I am annoyed by having so many passwords. I believe the silverblue LUKS password is generally safe, since no keylogger works before boot. But for others data USBs’ LUKS password, they are entered in OS, so could be logged. Therefore, I tried to make all the passwords different, but they are hard to be memorized.
Hmmm, from your post I see some threats and your setup, but I cannot see your perceived risk assessment, esp. likelihood of you being targeted by the regime, and whether you/ your closed ones / your community, etc. will be in trouble if the regime have access to those information.
Your current setup seems quite robust, but you ignored the fact that for most of the times, autocratic regimes don’t need to break the devices, they only need to break YOU.
Also, in many cases, autocratic regimes don’t really need any information from you to convict you.
So, if you only want to protect yourself, IMO this setup is basically irrelevant, i.e. overkill in some aspects, but does nothing in other aspects.
Okay, that is plenty of context, and I see room for improvements:
This means that you can place devices outside of your adversaries’ search range, although I cannot necessarily provide suggestions within the country itself. However, I can recommend utilizing physical devices in different countries because they would be more costly for your adversaries to confiscate unless they are willing to internationally cooperate with other countries.

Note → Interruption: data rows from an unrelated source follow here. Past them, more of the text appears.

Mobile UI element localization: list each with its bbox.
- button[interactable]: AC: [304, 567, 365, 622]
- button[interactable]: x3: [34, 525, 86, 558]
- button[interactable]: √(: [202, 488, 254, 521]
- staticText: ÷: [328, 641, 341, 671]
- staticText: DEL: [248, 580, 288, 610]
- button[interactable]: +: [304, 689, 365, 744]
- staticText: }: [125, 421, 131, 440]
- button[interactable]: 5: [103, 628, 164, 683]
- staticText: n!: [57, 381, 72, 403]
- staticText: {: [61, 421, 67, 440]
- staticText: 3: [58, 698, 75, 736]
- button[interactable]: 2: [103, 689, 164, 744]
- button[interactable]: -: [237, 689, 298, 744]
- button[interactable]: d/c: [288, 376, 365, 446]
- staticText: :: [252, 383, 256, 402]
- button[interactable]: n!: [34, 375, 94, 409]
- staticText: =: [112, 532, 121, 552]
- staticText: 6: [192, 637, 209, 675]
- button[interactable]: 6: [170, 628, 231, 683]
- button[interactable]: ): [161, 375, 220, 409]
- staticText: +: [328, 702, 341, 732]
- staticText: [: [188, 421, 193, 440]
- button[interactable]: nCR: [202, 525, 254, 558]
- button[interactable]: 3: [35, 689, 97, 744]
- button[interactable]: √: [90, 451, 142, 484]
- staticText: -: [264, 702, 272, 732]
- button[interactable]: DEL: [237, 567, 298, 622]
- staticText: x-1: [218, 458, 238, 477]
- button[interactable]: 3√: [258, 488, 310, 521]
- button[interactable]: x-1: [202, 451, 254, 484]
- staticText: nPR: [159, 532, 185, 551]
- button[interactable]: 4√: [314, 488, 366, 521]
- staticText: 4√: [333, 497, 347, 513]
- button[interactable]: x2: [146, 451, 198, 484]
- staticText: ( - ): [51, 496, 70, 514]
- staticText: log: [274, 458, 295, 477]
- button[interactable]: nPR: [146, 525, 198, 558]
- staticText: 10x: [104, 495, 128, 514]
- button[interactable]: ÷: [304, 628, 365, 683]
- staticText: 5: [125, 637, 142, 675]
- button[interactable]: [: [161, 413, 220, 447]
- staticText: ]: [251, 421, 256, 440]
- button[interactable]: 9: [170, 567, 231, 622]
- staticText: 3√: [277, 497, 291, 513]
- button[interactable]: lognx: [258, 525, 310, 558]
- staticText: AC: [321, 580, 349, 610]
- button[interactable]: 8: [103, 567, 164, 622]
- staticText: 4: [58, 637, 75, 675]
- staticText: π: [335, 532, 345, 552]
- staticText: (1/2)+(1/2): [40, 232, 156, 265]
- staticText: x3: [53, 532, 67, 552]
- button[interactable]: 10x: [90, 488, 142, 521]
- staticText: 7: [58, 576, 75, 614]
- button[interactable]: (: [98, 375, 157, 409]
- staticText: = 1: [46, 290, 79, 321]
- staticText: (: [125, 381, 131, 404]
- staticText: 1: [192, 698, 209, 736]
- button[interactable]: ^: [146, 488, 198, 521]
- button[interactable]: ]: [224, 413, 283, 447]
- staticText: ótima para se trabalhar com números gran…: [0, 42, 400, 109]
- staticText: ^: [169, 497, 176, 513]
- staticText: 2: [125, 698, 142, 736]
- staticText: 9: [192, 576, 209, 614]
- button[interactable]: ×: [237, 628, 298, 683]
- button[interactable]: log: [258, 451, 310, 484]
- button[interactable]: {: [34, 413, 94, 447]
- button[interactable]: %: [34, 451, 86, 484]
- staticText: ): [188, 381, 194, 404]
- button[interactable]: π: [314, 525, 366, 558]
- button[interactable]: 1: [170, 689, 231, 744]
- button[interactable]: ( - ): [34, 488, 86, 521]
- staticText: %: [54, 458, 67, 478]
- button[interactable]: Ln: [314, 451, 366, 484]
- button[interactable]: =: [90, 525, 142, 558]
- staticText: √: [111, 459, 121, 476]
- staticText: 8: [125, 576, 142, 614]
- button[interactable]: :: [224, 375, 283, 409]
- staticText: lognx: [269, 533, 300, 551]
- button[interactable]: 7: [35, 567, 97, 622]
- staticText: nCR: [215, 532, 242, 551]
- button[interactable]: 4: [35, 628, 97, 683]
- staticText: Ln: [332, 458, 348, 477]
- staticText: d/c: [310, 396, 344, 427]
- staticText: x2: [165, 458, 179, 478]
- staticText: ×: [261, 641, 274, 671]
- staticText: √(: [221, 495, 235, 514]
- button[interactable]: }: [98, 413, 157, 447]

Okay, that changes the definition and interpretation of “remote compromise” a bit, because that heavily suggests that your adversaries require evidence to exercise seizure, not just the technical capability alone. This means there is room for you to maneuver if you utilize proxies that obfuscate your connection to remote servers, although I am only familiar with Tor pluggable transports, not Hysteria, Trojan, or other GFW-specific proxies. It is not clear from your workflow how you are able to utilize Tails, and specifically Tor, behind GFW, so my hard assumption is that you are already utilizing proxies and/or Tor pluggable transports.
Okay, password memorization can be improved by utilizing a wordlist, such as from the EFF, which is used in KeePassXC:
Define sufficient entropy bit against your adversaries’ capabilities, then embed these passphrases into muscle memory so you no longer need to recall them via cognition at all.
As for logging, hardware keyloggers can be used the moment the computer turns on, but if your adversaries do not use them, then we can refocus on software keyloggers instead.
Regarding the topic of “keylogger”, something occurs to me: couldn’t the OP just use a virtual keyboard like, for example, “onboard”?
I would never document the LUKS2 password for the notebook’s hard drive anywhere — I’d only keep it in my head.
I totally understand that the OP is trying to stack one security layer on top of another, but maybe a sensible (!) simplification would actually be better here?
It could look something like this:
Create a detailed threat model (there were already some helpful suggestions on that in this thread)
Derive the right measures from it
I know this is very generic advice, but I get the impression that the OP’s perfectly legitimate (!) technical security measures have grown over time in a kind of historical layering process and are now leading to unnecessary complexity.